Boeing is currently looking for digital technology to accelerate the production of new aircraft, said Susan Doniz, Boeing's chief information officer, at a Reuters Momentum conference in Austin, Tuesday, October 12.
He cited how Boeing cut the T-7 training jet development time by 80% to three years as an example of what it might do for commercial aircraft.
However, Doniz declined to offer a target date when Boeing would digitally design the next big plane. This is a target the company has discussed for years. Boeing has a commercial order backlog of 4,354 aircraft, which must be worked on immediately.
Some employees expressed reluctance for Boeing's tools to help them too. The company spreads HoloLens, a mixed reality headset from Microsoft Corp, so staff can send planes manually before they build digitally. These first-generation glasses are having problems with certain lighting conditions, and that requires adjustments for some things.
"There is a bit of a learning curve," Doniz said as quoted by Reuters.
Virtual reality is still newborn. Metaverse, not just a place where Boeing can one day build its plane, is a concept where people can have avatars on a vast virtual land. There's even a discussion about creating a "digital kembar" from the real world and the problem is, "said Morgan
"There are a lot of things in the real world that are really serious and really bad," mikha said at the conference. "I don't want to be rich.

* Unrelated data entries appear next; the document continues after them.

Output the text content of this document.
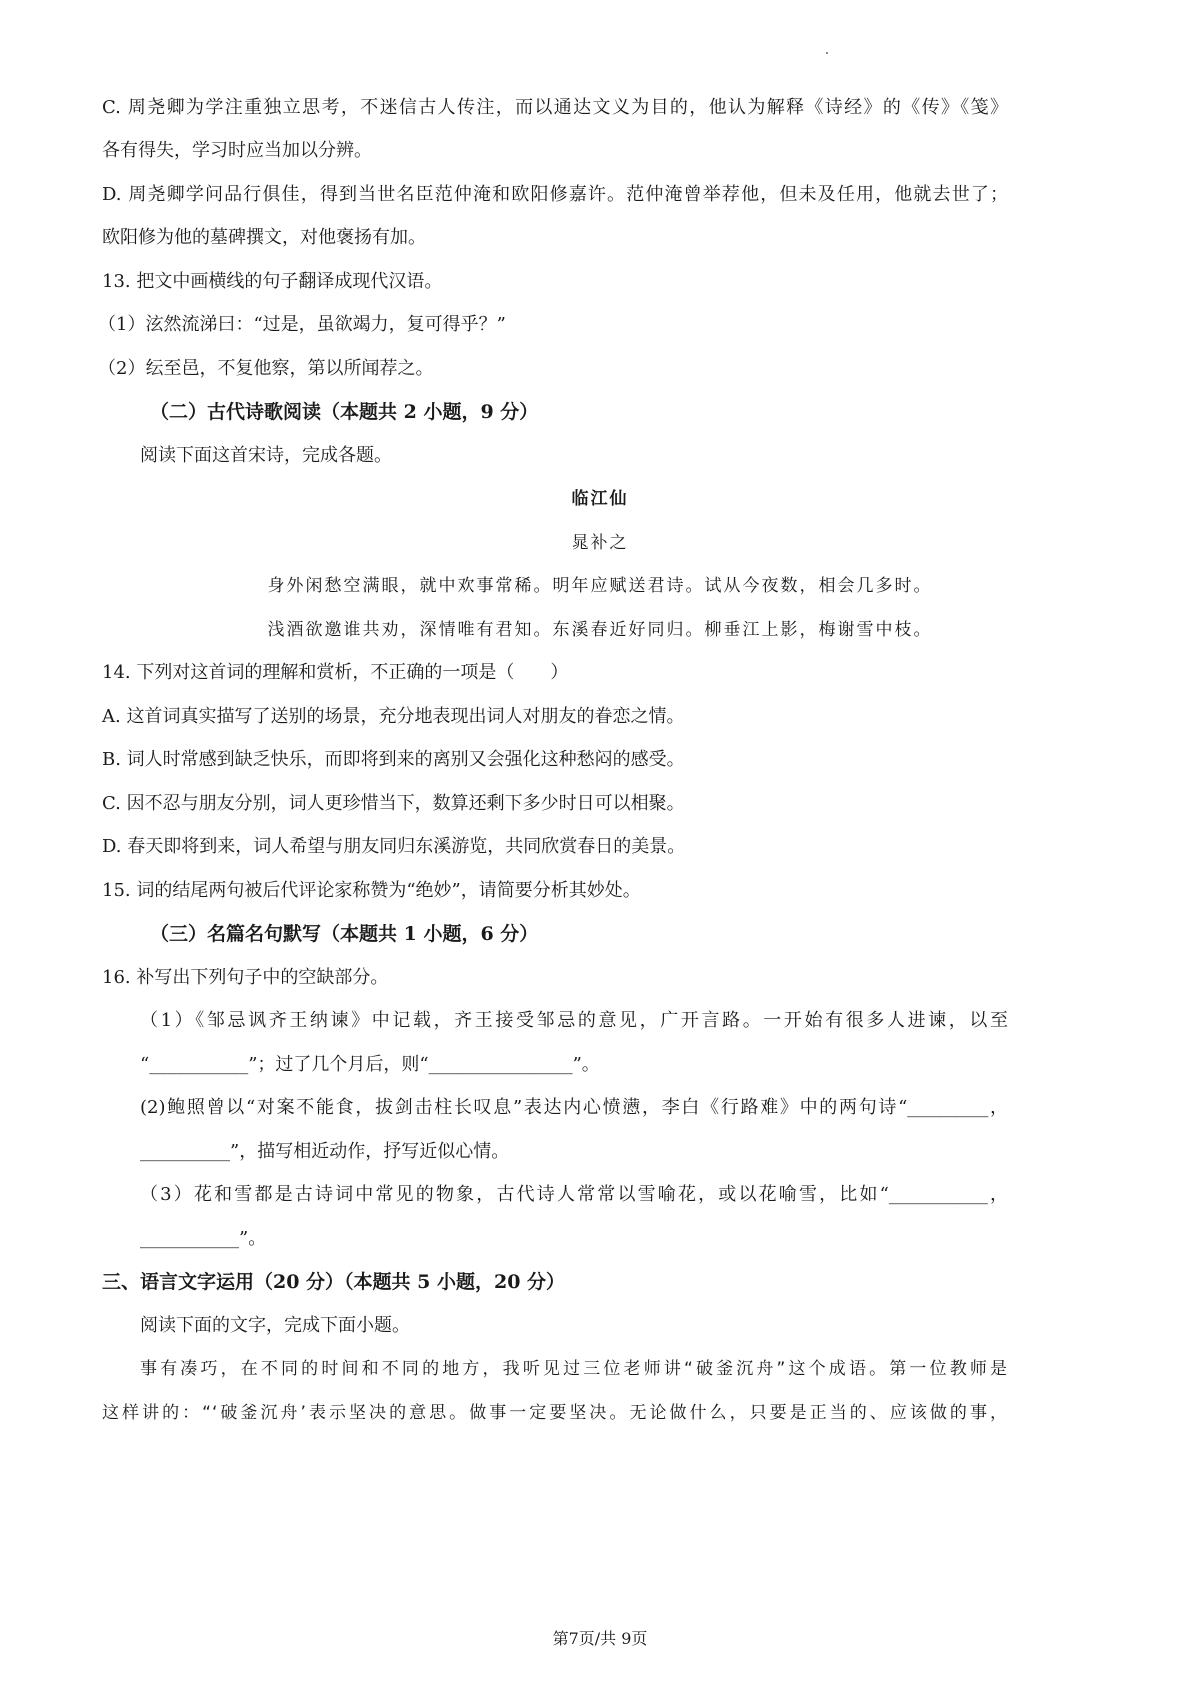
C. 周尧卿为学注重独立思考，不迷信古人传注，而以通达文义为目的，他认为解释《诗经》的《传》《笺》
各有得失，学习时应当加以分辨。
D. 周尧卿学问品行俱佳，得到当世名臣范仲淹和欧阳修嘉许。范仲淹曾举荐他，但未及任用，他就去世了；
欧阳修为他的墓碑撰文，对他褒扬有加。
13. 把文中画横线的句子翻译成现代汉语。
（1）泫然流涕曰：“过是，虽欲竭力，复可得乎？”
（2）纭至邑，不复他察，第以所闻荐之。
（二）古代诗歌阅读（本题共 2 小题，9 分）
阅读下面这首宋诗，完成各题。
临江仙
晁补之
身外闲愁空满眼，就中欢事常稀。明年应赋送君诗。试从今夜数，相会几多时。
浅酒欲邀谁共劝，深情唯有君知。东溪春近好同归。柳垂江上影，梅谢雪中枝。
14. 下列对这首词的理解和赏析，不正确的一项是（　　）
A. 这首词真实描写了送别的场景，充分地表现出词人对朋友的眷恋之情。
B. 词人时常感到缺乏快乐，而即将到来的离别又会强化这种愁闷的感受。
C. 因不忍与朋友分别，词人更珍惜当下，数算还剩下多少时日可以相聚。
D. 春天即将到来，词人希望与朋友同归东溪游览，共同欣赏春日的美景。
15. 词的结尾两句被后代评论家称赞为“绝妙”，请简要分析其妙处。
（三）名篇名句默写（本题共 1 小题，6 分）
16. 补写出下列句子中的空缺部分。
（1）《邹忌讽齐王纳谏》中记载，齐王接受邹忌的意见，广开言路。一开始有很多人进谏，以至
“___________”；过了几个月后，则“________________”。
(2)鲍照曾以“对案不能食，拔剑击柱长叹息”表达内心愤懑，李白《行路难》中的两句诗“_________，
__________”，描写相近动作，抒写近似心情。
（3）花和雪都是古诗词中常见的物象，古代诗人常常以雪喻花，或以花喻雪，比如“___________，
___________”。
三、语言文字运用（20 分）（本题共 5 小题，20 分）
阅读下面的文字，完成下面小题。
事有凑巧，在不同的时间和不同的地方，我听见过三位老师讲“破釜沉舟”这个成语。第一位教师是
这样讲的：“‘破釜沉舟’表示坚决的意思。做事一定要坚决。无论做什么，只要是正当的、应该做的事，
第7页/共 9页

I don't want the equivalent of digital homeless."
Roblox's success is attracting nearly 60 million users every day to play and creating games on its site has not found a match. But on Tinder, Match Group Inc's dating app, which takes the same approach, is still waiting and seeing developments towards the metaverse.
"We're not doing anything explicitly in the metaverse today, but we want to be the place you're going when you want to meet someone new, be it in the real world or cyberspace," said Tinder Chief Operating Officer Faye Iosotalono, at the conference.
Part of the challenge may not be the perfect technology. In Renji Bijoy's view, the chief executive of the virtual office company Immersed who spoke at a Reuters conference last Wednesday called it like technology will continue to develop. "It's more like Windows 95," he said.